Oh man, back to blaming ballparks when FIP and xFIP are completely and totally unaffected by ballparks. Super constructive, as always.
It normalizes HR rates, it doesn't do anything else. That's not park adjusted. Maybe you should actually try to learn something before trying to talk definitively on something.

● FIP is not league or park adjusted meaning that pitchers in good pitcher’s parks will have consistently lower FIPs and pitchers who pitch during eras of lower run scoring will have consistently lower FIPs. To control for both of those factors, FanGraphs offers FIP-, which is a park and league adjusted version of the statistic.
 
It normalizes HR rates, it doesn't do anything else. That's not park adjusted. Maybe you should actually try to learn something before trying to talk definitively on something.

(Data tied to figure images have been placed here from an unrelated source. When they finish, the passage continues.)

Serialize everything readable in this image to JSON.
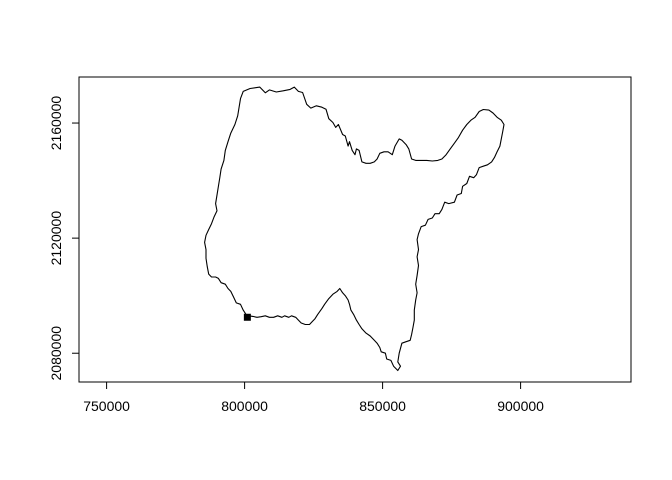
{
  "chart_data": {
    "type": "map",
    "xlim": [
      740000,
      940000
    ],
    "ylim": [
      2070000,
      2176000
    ],
    "x_ticks": [
      {
        "value": 750000,
        "label": "750000"
      },
      {
        "value": 800000,
        "label": "800000"
      },
      {
        "value": 850000,
        "label": "850000"
      },
      {
        "value": 900000,
        "label": "900000"
      }
    ],
    "y_ticks": [
      {
        "value": 2080000,
        "label": "2080000"
      },
      {
        "value": 2120000,
        "label": "2120000"
      },
      {
        "value": 2160000,
        "label": "2160000"
      }
    ],
    "point": {
      "x": 801000,
      "y": 2092500,
      "shape": "square",
      "color": "#000000"
    },
    "boundary": [
      [
        799500,
        2171000
      ],
      [
        802000,
        2172000
      ],
      [
        805500,
        2172500
      ],
      [
        807500,
        2170500
      ],
      [
        809000,
        2171500
      ],
      [
        811500,
        2170800
      ],
      [
        814000,
        2171200
      ],
      [
        816500,
        2171700
      ],
      [
        818000,
        2172500
      ],
      [
        819500,
        2171000
      ],
      [
        821000,
        2170600
      ],
      [
        822500,
        2166500
      ],
      [
        824000,
        2165200
      ],
      [
        826000,
        2166000
      ],
      [
        828000,
        2165500
      ],
      [
        829500,
        2164800
      ],
      [
        830500,
        2161500
      ],
      [
        832000,
        2160200
      ],
      [
        833000,
        2158500
      ],
      [
        834000,
        2159500
      ],
      [
        835500,
        2156000
      ],
      [
        836500,
        2155500
      ],
      [
        837500,
        2152000
      ],
      [
        838000,
        2153500
      ],
      [
        839000,
        2150500
      ],
      [
        840000,
        2149000
      ],
      [
        840500,
        2151000
      ],
      [
        841500,
        2150500
      ],
      [
        842500,
        2146500
      ],
      [
        844000,
        2146000
      ],
      [
        845500,
        2146000
      ],
      [
        847000,
        2146500
      ],
      [
        848000,
        2147500
      ],
      [
        849000,
        2149500
      ],
      [
        850500,
        2150000
      ],
      [
        852000,
        2150000
      ],
      [
        853500,
        2149000
      ],
      [
        854500,
        2152000
      ],
      [
        856000,
        2154500
      ],
      [
        857000,
        2154000
      ],
      [
        858500,
        2152500
      ],
      [
        859500,
        2151000
      ],
      [
        860500,
        2147500
      ],
      [
        862000,
        2147000
      ],
      [
        864000,
        2147000
      ],
      [
        866000,
        2147000
      ],
      [
        868000,
        2146800
      ],
      [
        870000,
        2147000
      ],
      [
        871500,
        2147500
      ],
      [
        873000,
        2149000
      ],
      [
        874500,
        2151000
      ],
      [
        876000,
        2153000
      ],
      [
        877500,
        2155000
      ],
      [
        879000,
        2157500
      ],
      [
        880500,
        2159500
      ],
      [
        882000,
        2161000
      ],
      [
        883500,
        2162000
      ],
      [
        885000,
        2164000
      ],
      [
        886500,
        2164700
      ],
      [
        888500,
        2164500
      ],
      [
        890000,
        2163500
      ],
      [
        891500,
        2162000
      ],
      [
        893000,
        2161000
      ],
      [
        894000,
        2159500
      ],
      [
        893500,
        2157000
      ],
      [
        893000,
        2154500
      ],
      [
        892500,
        2152000
      ],
      [
        891500,
        2150000
      ],
      [
        890500,
        2148000
      ],
      [
        889500,
        2146500
      ],
      [
        888000,
        2145500
      ],
      [
        886500,
        2145000
      ],
      [
        885000,
        2144500
      ],
      [
        884000,
        2142000
      ],
      [
        883000,
        2141000
      ],
      [
        881500,
        2141500
      ],
      [
        880500,
        2139000
      ],
      [
        879000,
        2138000
      ],
      [
        878500,
        2135500
      ],
      [
        877000,
        2135000
      ],
      [
        876000,
        2132500
      ],
      [
        874000,
        2132000
      ],
      [
        872500,
        2132500
      ],
      [
        871500,
        2130000
      ],
      [
        870500,
        2128500
      ],
      [
        869000,
        2128500
      ],
      [
        868000,
        2127000
      ],
      [
        866500,
        2126500
      ],
      [
        865500,
        2124500
      ],
      [
        864000,
        2124000
      ],
      [
        863000,
        2121500
      ],
      [
        862500,
        2119500
      ],
      [
        863000,
        2116000
      ],
      [
        862500,
        2113500
      ],
      [
        863000,
        2110500
      ],
      [
        862500,
        2107000
      ],
      [
        862000,
        2104000
      ],
      [
        862500,
        2101000
      ],
      [
        862000,
        2098500
      ],
      [
        861500,
        2095000
      ],
      [
        861500,
        2091500
      ],
      [
        861000,
        2089000
      ],
      [
        860500,
        2086500
      ],
      [
        860000,
        2084500
      ],
      [
        858500,
        2084000
      ],
      [
        857000,
        2083500
      ],
      [
        856000,
        2080000
      ],
      [
        855500,
        2077000
      ],
      [
        856500,
        2075500
      ],
      [
        855500,
        2074000
      ],
      [
        854000,
        2075500
      ],
      [
        853000,
        2077500
      ],
      [
        851500,
        2078000
      ],
      [
        851000,
        2080000
      ],
      [
        849500,
        2080500
      ],
      [
        849000,
        2082000
      ],
      [
        848000,
        2083500
      ],
      [
        847000,
        2084500
      ],
      [
        845500,
        2086000
      ],
      [
        844000,
        2087000
      ],
      [
        842500,
        2088500
      ],
      [
        841500,
        2090000
      ],
      [
        840500,
        2091500
      ],
      [
        839500,
        2093500
      ],
      [
        838500,
        2095000
      ],
      [
        838000,
        2097000
      ],
      [
        837500,
        2098500
      ],
      [
        836500,
        2100000
      ],
      [
        835500,
        2101000
      ],
      [
        834500,
        2102500
      ],
      [
        833500,
        2101500
      ],
      [
        832000,
        2100500
      ],
      [
        830500,
        2099000
      ],
      [
        829000,
        2097000
      ],
      [
        828000,
        2095500
      ],
      [
        826500,
        2093500
      ],
      [
        825500,
        2092000
      ],
      [
        824500,
        2091000
      ],
      [
        823500,
        2090000
      ],
      [
        822000,
        2090000
      ],
      [
        820500,
        2090500
      ],
      [
        819500,
        2091500
      ],
      [
        818500,
        2092500
      ],
      [
        817000,
        2093000
      ],
      [
        816000,
        2092500
      ],
      [
        814500,
        2093000
      ],
      [
        813500,
        2092500
      ],
      [
        812000,
        2093000
      ],
      [
        810500,
        2092500
      ],
      [
        809000,
        2092500
      ],
      [
        807500,
        2093000
      ],
      [
        806000,
        2092700
      ],
      [
        804500,
        2092500
      ],
      [
        803000,
        2092800
      ],
      [
        801500,
        2093000
      ],
      [
        800500,
        2093500
      ],
      [
        799500,
        2095000
      ],
      [
        798500,
        2097000
      ],
      [
        797000,
        2097500
      ],
      [
        796000,
        2099500
      ],
      [
        795000,
        2101500
      ],
      [
        794000,
        2102500
      ],
      [
        793000,
        2104000
      ],
      [
        791500,
        2104500
      ],
      [
        790500,
        2106000
      ],
      [
        789500,
        2106500
      ],
      [
        788000,
        2106500
      ],
      [
        787000,
        2107500
      ],
      [
        786500,
        2110000
      ],
      [
        786000,
        2113000
      ],
      [
        786000,
        2116000
      ],
      [
        785500,
        2118500
      ],
      [
        786000,
        2121000
      ],
      [
        787000,
        2123000
      ],
      [
        788000,
        2125000
      ],
      [
        789000,
        2127500
      ],
      [
        790000,
        2129500
      ],
      [
        789500,
        2132000
      ],
      [
        790000,
        2135000
      ],
      [
        790500,
        2138000
      ],
      [
        791000,
        2141000
      ],
      [
        791500,
        2144000
      ],
      [
        792500,
        2147000
      ],
      [
        793000,
        2150500
      ],
      [
        794000,
        2153500
      ],
      [
        795000,
        2156500
      ],
      [
        796500,
        2159500
      ],
      [
        797500,
        2162500
      ],
      [
        798000,
        2165500
      ],
      [
        798500,
        2168500
      ],
      [
        799500,
        2171000
      ]
    ]
  }
}
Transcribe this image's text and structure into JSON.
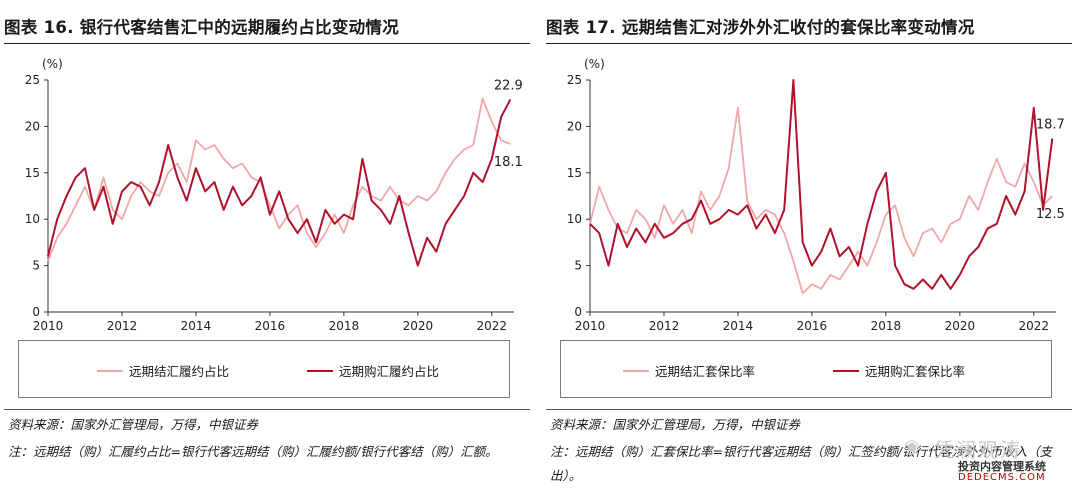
{
  "colors": {
    "light": "#F2A7A7",
    "dark": "#B0122C"
  },
  "charts": [
    {
      "title": "图表 16. 银行代客结售汇中的远期履约占比变动情况",
      "unit": "(%)",
      "legend": [
        "远期结汇履约占比",
        "远期购汇履约占比"
      ],
      "end_labels": {
        "dark": "22.9",
        "light": "18.1"
      },
      "source": "资料来源：国家外汇管理局，万得，中银证券",
      "note": "注：远期结（购）汇履约占比=银行代客远期结（购）汇履约额/银行代客结（购）汇额。"
    },
    {
      "title": "图表 17. 远期结售汇对涉外外汇收付的套保比率变动情况",
      "unit": "(%)",
      "legend": [
        "远期结汇套保比率",
        "远期购汇套保比率"
      ],
      "end_labels": {
        "dark": "18.7",
        "light": "12.5"
      },
      "source": "资料来源：国家外汇管理局，万得，中银证券",
      "note": "注：远期结（购）汇套保比率=银行代客远期结（购）汇签约额/银行代客涉外外币收入（支出）。"
    }
  ],
  "watermark": {
    "name": "凭澜观涛",
    "sub": "投资内容管理系统",
    "url": "DEDECMS.COM"
  },
  "chart_data": [
    {
      "type": "line",
      "title": "图表 16. 银行代客结售汇中的远期履约占比变动情况",
      "xlabel": "",
      "ylabel": "(%)",
      "ylim": [
        0,
        25
      ],
      "xlim": [
        2010,
        2022.6
      ],
      "y_ticks": [
        0,
        5,
        10,
        15,
        20,
        25
      ],
      "x_ticks": [
        "2010",
        "2012",
        "2014",
        "2016",
        "2018",
        "2020",
        "2022"
      ],
      "grid": false,
      "legend": "bottom",
      "series": [
        {
          "name": "远期结汇履约占比",
          "points": [
            [
              2010.0,
              5.5
            ],
            [
              2010.25,
              8.0
            ],
            [
              2010.5,
              9.5
            ],
            [
              2010.75,
              11.5
            ],
            [
              2011.0,
              13.5
            ],
            [
              2011.25,
              11.0
            ],
            [
              2011.5,
              14.5
            ],
            [
              2011.75,
              11.0
            ],
            [
              2012.0,
              10.0
            ],
            [
              2012.25,
              12.5
            ],
            [
              2012.5,
              14.0
            ],
            [
              2012.75,
              13.0
            ],
            [
              2013.0,
              12.5
            ],
            [
              2013.25,
              15.0
            ],
            [
              2013.5,
              16.0
            ],
            [
              2013.75,
              14.0
            ],
            [
              2014.0,
              18.5
            ],
            [
              2014.25,
              17.5
            ],
            [
              2014.5,
              18.0
            ],
            [
              2014.75,
              16.5
            ],
            [
              2015.0,
              15.5
            ],
            [
              2015.25,
              16.0
            ],
            [
              2015.5,
              14.5
            ],
            [
              2015.75,
              14.0
            ],
            [
              2016.0,
              11.5
            ],
            [
              2016.25,
              9.0
            ],
            [
              2016.5,
              10.5
            ],
            [
              2016.75,
              11.5
            ],
            [
              2017.0,
              8.5
            ],
            [
              2017.25,
              7.0
            ],
            [
              2017.5,
              8.5
            ],
            [
              2017.75,
              10.5
            ],
            [
              2018.0,
              8.5
            ],
            [
              2018.25,
              11.5
            ],
            [
              2018.5,
              13.5
            ],
            [
              2018.75,
              12.5
            ],
            [
              2019.0,
              12.0
            ],
            [
              2019.25,
              13.5
            ],
            [
              2019.5,
              12.0
            ],
            [
              2019.75,
              11.5
            ],
            [
              2020.0,
              12.5
            ],
            [
              2020.25,
              12.0
            ],
            [
              2020.5,
              13.0
            ],
            [
              2020.75,
              15.0
            ],
            [
              2021.0,
              16.5
            ],
            [
              2021.25,
              17.5
            ],
            [
              2021.5,
              18.0
            ],
            [
              2021.75,
              23.0
            ],
            [
              2022.0,
              20.5
            ],
            [
              2022.25,
              18.5
            ],
            [
              2022.5,
              18.1
            ]
          ]
        },
        {
          "name": "远期购汇履约占比",
          "points": [
            [
              2010.0,
              6.0
            ],
            [
              2010.25,
              10.0
            ],
            [
              2010.5,
              12.5
            ],
            [
              2010.75,
              14.5
            ],
            [
              2011.0,
              15.5
            ],
            [
              2011.25,
              11.0
            ],
            [
              2011.5,
              13.5
            ],
            [
              2011.75,
              9.5
            ],
            [
              2012.0,
              13.0
            ],
            [
              2012.25,
              14.0
            ],
            [
              2012.5,
              13.5
            ],
            [
              2012.75,
              11.5
            ],
            [
              2013.0,
              14.0
            ],
            [
              2013.25,
              18.0
            ],
            [
              2013.5,
              14.5
            ],
            [
              2013.75,
              12.0
            ],
            [
              2014.0,
              15.5
            ],
            [
              2014.25,
              13.0
            ],
            [
              2014.5,
              14.0
            ],
            [
              2014.75,
              11.0
            ],
            [
              2015.0,
              13.5
            ],
            [
              2015.25,
              11.5
            ],
            [
              2015.5,
              12.5
            ],
            [
              2015.75,
              14.5
            ],
            [
              2016.0,
              10.5
            ],
            [
              2016.25,
              13.0
            ],
            [
              2016.5,
              10.0
            ],
            [
              2016.75,
              8.5
            ],
            [
              2017.0,
              10.0
            ],
            [
              2017.25,
              7.5
            ],
            [
              2017.5,
              11.0
            ],
            [
              2017.75,
              9.5
            ],
            [
              2018.0,
              10.5
            ],
            [
              2018.25,
              10.0
            ],
            [
              2018.5,
              16.5
            ],
            [
              2018.75,
              12.0
            ],
            [
              2019.0,
              11.0
            ],
            [
              2019.25,
              9.5
            ],
            [
              2019.5,
              12.5
            ],
            [
              2019.75,
              8.5
            ],
            [
              2020.0,
              5.0
            ],
            [
              2020.25,
              8.0
            ],
            [
              2020.5,
              6.5
            ],
            [
              2020.75,
              9.5
            ],
            [
              2021.0,
              11.0
            ],
            [
              2021.25,
              12.5
            ],
            [
              2021.5,
              15.0
            ],
            [
              2021.75,
              14.0
            ],
            [
              2022.0,
              16.5
            ],
            [
              2022.25,
              21.0
            ],
            [
              2022.5,
              22.9
            ]
          ]
        }
      ]
    },
    {
      "type": "line",
      "title": "图表 17. 远期结售汇对涉外外汇收付的套保比率变动情况",
      "xlabel": "",
      "ylabel": "(%)",
      "ylim": [
        0,
        25
      ],
      "xlim": [
        2010,
        2022.6
      ],
      "y_ticks": [
        0,
        5,
        10,
        15,
        20,
        25
      ],
      "x_ticks": [
        "2010",
        "2012",
        "2014",
        "2016",
        "2018",
        "2020",
        "2022"
      ],
      "grid": false,
      "legend": "bottom",
      "series": [
        {
          "name": "远期结汇套保比率",
          "points": [
            [
              2010.0,
              9.5
            ],
            [
              2010.25,
              13.5
            ],
            [
              2010.5,
              11.0
            ],
            [
              2010.75,
              9.0
            ],
            [
              2011.0,
              8.5
            ],
            [
              2011.25,
              11.0
            ],
            [
              2011.5,
              10.0
            ],
            [
              2011.75,
              8.0
            ],
            [
              2012.0,
              11.5
            ],
            [
              2012.25,
              9.5
            ],
            [
              2012.5,
              11.0
            ],
            [
              2012.75,
              8.5
            ],
            [
              2013.0,
              13.0
            ],
            [
              2013.25,
              11.0
            ],
            [
              2013.5,
              12.5
            ],
            [
              2013.75,
              15.5
            ],
            [
              2014.0,
              22.0
            ],
            [
              2014.25,
              12.0
            ],
            [
              2014.5,
              10.0
            ],
            [
              2014.75,
              11.0
            ],
            [
              2015.0,
              10.5
            ],
            [
              2015.25,
              8.5
            ],
            [
              2015.5,
              5.5
            ],
            [
              2015.75,
              2.0
            ],
            [
              2016.0,
              3.0
            ],
            [
              2016.25,
              2.5
            ],
            [
              2016.5,
              4.0
            ],
            [
              2016.75,
              3.5
            ],
            [
              2017.0,
              5.0
            ],
            [
              2017.25,
              6.5
            ],
            [
              2017.5,
              5.0
            ],
            [
              2017.75,
              7.5
            ],
            [
              2018.0,
              10.5
            ],
            [
              2018.25,
              11.5
            ],
            [
              2018.5,
              8.0
            ],
            [
              2018.75,
              6.0
            ],
            [
              2019.0,
              8.5
            ],
            [
              2019.25,
              9.0
            ],
            [
              2019.5,
              7.5
            ],
            [
              2019.75,
              9.5
            ],
            [
              2020.0,
              10.0
            ],
            [
              2020.25,
              12.5
            ],
            [
              2020.5,
              11.0
            ],
            [
              2020.75,
              14.0
            ],
            [
              2021.0,
              16.5
            ],
            [
              2021.25,
              14.0
            ],
            [
              2021.5,
              13.5
            ],
            [
              2021.75,
              16.0
            ],
            [
              2022.0,
              14.0
            ],
            [
              2022.25,
              11.5
            ],
            [
              2022.5,
              12.5
            ]
          ]
        },
        {
          "name": "远期购汇套保比率",
          "points": [
            [
              2010.0,
              9.5
            ],
            [
              2010.25,
              8.5
            ],
            [
              2010.5,
              5.0
            ],
            [
              2010.75,
              9.5
            ],
            [
              2011.0,
              7.0
            ],
            [
              2011.25,
              9.0
            ],
            [
              2011.5,
              7.5
            ],
            [
              2011.75,
              9.5
            ],
            [
              2012.0,
              8.0
            ],
            [
              2012.25,
              8.5
            ],
            [
              2012.5,
              9.5
            ],
            [
              2012.75,
              10.0
            ],
            [
              2013.0,
              12.0
            ],
            [
              2013.25,
              9.5
            ],
            [
              2013.5,
              10.0
            ],
            [
              2013.75,
              11.0
            ],
            [
              2014.0,
              10.5
            ],
            [
              2014.25,
              11.5
            ],
            [
              2014.5,
              9.0
            ],
            [
              2014.75,
              10.5
            ],
            [
              2015.0,
              8.5
            ],
            [
              2015.25,
              11.0
            ],
            [
              2015.5,
              25.0
            ],
            [
              2015.75,
              7.5
            ],
            [
              2016.0,
              5.0
            ],
            [
              2016.25,
              6.5
            ],
            [
              2016.5,
              9.0
            ],
            [
              2016.75,
              6.0
            ],
            [
              2017.0,
              7.0
            ],
            [
              2017.25,
              5.0
            ],
            [
              2017.5,
              9.5
            ],
            [
              2017.75,
              13.0
            ],
            [
              2018.0,
              15.0
            ],
            [
              2018.25,
              5.0
            ],
            [
              2018.5,
              3.0
            ],
            [
              2018.75,
              2.5
            ],
            [
              2019.0,
              3.5
            ],
            [
              2019.25,
              2.5
            ],
            [
              2019.5,
              4.0
            ],
            [
              2019.75,
              2.5
            ],
            [
              2020.0,
              4.0
            ],
            [
              2020.25,
              6.0
            ],
            [
              2020.5,
              7.0
            ],
            [
              2020.75,
              9.0
            ],
            [
              2021.0,
              9.5
            ],
            [
              2021.25,
              12.5
            ],
            [
              2021.5,
              10.5
            ],
            [
              2021.75,
              13.0
            ],
            [
              2022.0,
              22.0
            ],
            [
              2022.25,
              11.0
            ],
            [
              2022.5,
              18.7
            ]
          ]
        }
      ]
    }
  ]
}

● FIP is not league or park adjusted meaning that pitchers in good pitcher’s parks will have consistently lower FIPs and pitchers who pitch during eras of lower run scoring will have consistently lower FIPs. To control for both of those factors, FanGraphs offers FIP-, which is a park and league adjusted version of the statistic.

FIP is literally just K's, BB's, and HR's. The things a pitcher can control (and the xFIP controls for HR's if you believe a pitcher can't control those things). Ballparks have nothing to do with those things, aside from HR's (which, again, is why I throw in xFIP).
 
mvk when the pirates needed to shore up their rotation last year at the dealine, and the answer was "JA Happ" what was your response?

Skeptical. He did fine. He did not put them over the top though, still didn't catch the Cards. Are you comparing him to how Niese/Locke/Nicasio are doing? How's that working out?
 
Skeptical. He did fine. He did not put them over the top though, still didn't catch the Cards. Are you comparing him to how Niese/Locke/Nicasio are doing? How's that working out?

What the hell would have put them over the top then? There is literally nothing better the Pirates could have done to try and win the division.
 
  • FIP is literally just K's, BB's, and HR's. The things a pitcher can control (and the xFIP controls for HR's if you believe a pitcher can't control those things). Ballparks have nothing to do with those things.

    So you are disputing Fangraphs, when they state that pitchers in pitcher friendly parks will have lower FIPs?

    This place is a carnival of stupidity.